ACCOUNTANTS AND ACCOUNTANCY.
An accountant can be referred to as a professional who executes accounting related duties such as analyzing financial statements or auditing. They are dexterous when it comes to books of account. An accountant creates and monitors accounting systems that are needed for records about the transactions a business conducts. Accountants are either hired by accounting firms or a large firm with an accounting department. An accountant could as well establish their private accounting firm. They can have multiple accounting duties concerning the accountant’s educational background. This is to say that an accountant will either be assigned the position of a public accountant, auditor, tax professional, forensic accountant, financial advisor or consultant.
Accountancy, on the other hand, commonly referred to as bookkeeping, is the act of recording, putting into classifications and reporting the business transactions that a business conducts. In simpler terms, accountancy is the process whereby accountants manage the profits and the expenses of a firm. The practice provides the management with feedback on the financial results after conduction of a transaction and the status of the firm at that moment.

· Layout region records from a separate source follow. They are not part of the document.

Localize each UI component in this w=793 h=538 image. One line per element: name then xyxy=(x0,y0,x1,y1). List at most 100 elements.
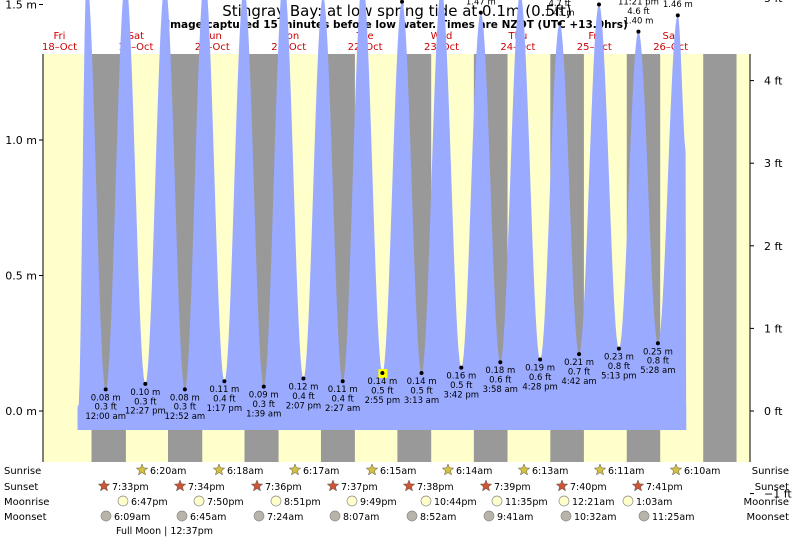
low-tide-point xyxy=(340,379,345,384)
moonrise-icon xyxy=(346,495,358,507)
low-tide-label: 12:52 am xyxy=(165,412,206,422)
low-tide-label: 0.25 m xyxy=(643,347,673,357)
moonrise-icon xyxy=(193,495,205,507)
low-tide-point xyxy=(538,357,543,362)
sunset-icon xyxy=(97,479,111,492)
moonrise-time: 11:35pm xyxy=(505,497,548,508)
low-tide-label: 5:13 pm xyxy=(601,371,636,381)
moonrise-icon xyxy=(491,495,503,507)
sunrise-time: 6:11am xyxy=(608,466,644,477)
high-tide-label: 4.8 ft xyxy=(667,0,690,1)
low-tide-label: 3:13 am xyxy=(404,396,439,406)
astro-row-label-left: Moonrise xyxy=(4,497,49,508)
moonset-icon xyxy=(329,510,341,522)
moonset-time: 8:07am xyxy=(343,512,379,523)
moonset-time: 9:41am xyxy=(497,512,533,523)
right-tick-label: 2 ft xyxy=(764,240,783,253)
right-tick-label: 0 ft xyxy=(764,405,783,418)
low-tide-label: 0.3 ft xyxy=(174,403,197,413)
astro-row-label-left: Moonset xyxy=(4,512,47,523)
moonset-icon xyxy=(100,510,112,522)
sunrise-time: 6:14am xyxy=(456,466,492,477)
sunset-time: 7:39pm xyxy=(494,482,531,493)
low-tide-label: 0.12 m xyxy=(288,382,318,392)
low-tide-label: 0.4 ft xyxy=(292,392,315,402)
moonrise-time: 7:50pm xyxy=(207,497,244,508)
right-tick-label: 3 ft xyxy=(764,157,783,170)
low-tide-label: 0.21 m xyxy=(564,358,594,368)
moonset-icon xyxy=(406,510,418,522)
day-date: 19–Oct xyxy=(118,42,153,53)
tide-base xyxy=(77,405,687,430)
low-tide-label: 0.11 m xyxy=(209,385,239,395)
moonset-time: 6:09am xyxy=(114,512,150,523)
sunset-time: 7:33pm xyxy=(112,482,149,493)
low-tide-label: 0.14 m xyxy=(407,377,437,387)
day-name: Sun xyxy=(203,31,222,42)
day-date: 25–Oct xyxy=(577,42,612,53)
sunset-icon xyxy=(250,479,264,492)
low-tide-label: 2:07 pm xyxy=(286,401,321,411)
high-tide-label: 4.6 ft xyxy=(627,7,650,17)
low-tide-label: 0.3 ft xyxy=(134,397,157,407)
day-name: Fri xyxy=(54,31,66,42)
sunset-icon xyxy=(555,479,569,492)
full-moon-label: Full Moon | 12:37pm xyxy=(116,526,213,537)
low-tide-label: 0.09 m xyxy=(249,391,279,401)
day-date: 20–Oct xyxy=(195,42,230,53)
low-tide-label: 2:27 am xyxy=(325,404,360,414)
low-tide-label: 0.6 ft xyxy=(529,373,552,383)
low-tide-point xyxy=(655,341,660,346)
low-tide-label: 0.14 m xyxy=(367,377,397,387)
high-tide-label: 1.47 m xyxy=(466,0,496,7)
right-tick-label: −1 ft xyxy=(764,488,792,501)
sunrise-icon xyxy=(212,463,226,476)
right-axis-feet: −1 ft0 ft1 ft2 ft3 ft4 ft5 ft6 ft xyxy=(749,0,792,501)
low-tide-label: 0.5 ft xyxy=(450,381,473,391)
day-date: 26–Oct xyxy=(653,42,688,53)
low-tide-label: 2:55 pm xyxy=(365,396,400,406)
left-tick-label: 0.5 m xyxy=(5,270,37,283)
sunset-icon xyxy=(479,479,493,492)
low-tide-label: 3:42 pm xyxy=(444,390,479,400)
moonrise-time: 6:47pm xyxy=(131,497,168,508)
low-tide-point xyxy=(459,365,464,370)
low-tide-label: 0.3 ft xyxy=(94,403,117,413)
low-tide-point xyxy=(103,387,108,392)
high-tide-label: 11:21 pm xyxy=(618,0,659,8)
moonrise-icon xyxy=(117,495,129,507)
moonrise-time: 9:49pm xyxy=(360,497,397,508)
low-tide-point xyxy=(498,360,503,365)
low-tide-label: 1:39 am xyxy=(246,409,281,419)
left-axis-meters: 0.0 m0.5 m1.0 m1.5 m2.0 m xyxy=(5,0,44,462)
sunset-time: 7:40pm xyxy=(570,482,607,493)
moonrise-time: 1:03am xyxy=(636,497,672,508)
low-tide-point xyxy=(419,371,424,376)
low-tide-label: 5:28 am xyxy=(640,366,675,376)
astronomy-table: Sunrise Sunrise Sunset Sunset Moonrise Moonri… xyxy=(4,463,790,537)
low-tide-point xyxy=(261,384,266,389)
low-tide-label: 0.23 m xyxy=(604,353,634,363)
astro-row-label-right: Moonset xyxy=(747,512,790,523)
low-tide-label: 0.3 ft xyxy=(253,400,276,410)
tide-area xyxy=(77,0,687,430)
low-tide-label: 0.5 ft xyxy=(371,386,394,396)
astro-row-label-right: Sunrise xyxy=(752,466,789,477)
low-tide-label: 0.4 ft xyxy=(213,395,236,405)
day-date: 18–Oct xyxy=(42,42,77,53)
high-tide-point xyxy=(597,2,602,7)
moonrise-icon xyxy=(622,495,634,507)
low-tide-label: 0.7 ft xyxy=(568,367,591,377)
night-band xyxy=(703,54,737,462)
high-tide-point xyxy=(478,10,483,15)
low-tide-label: 0.4 ft xyxy=(331,395,354,405)
moonset-icon xyxy=(638,510,650,522)
low-tide-point xyxy=(143,381,148,386)
moonset-icon xyxy=(253,510,265,522)
chart-title: Stingray Bay: at low spring tide at 0.1m… xyxy=(222,2,571,20)
sunrise-icon xyxy=(593,463,607,476)
low-tide-point xyxy=(380,371,385,376)
astro-row-label-left: Sunrise xyxy=(4,466,41,477)
low-tide-label: 0.8 ft xyxy=(608,362,631,372)
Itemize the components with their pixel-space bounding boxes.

Data produced after accountancy could be used for various purposes. In the case that the data reported is intended for parties or firms outside the company, it’s referred to as financial accounting. In other words, financial accounting is the act of computing, summing up, and reporting of financial information regarding a company to relevant parties not within the company such as shareholders. On the other hand, when the information obtained during accountancy is intended for internal use, that is to be used within the company, it’s referred to as management accounting. This is usually done either monthly, quarterly, or semi-annually. The purpose of management accounting is to provide managers and other concerned internal parties with information about operational costs.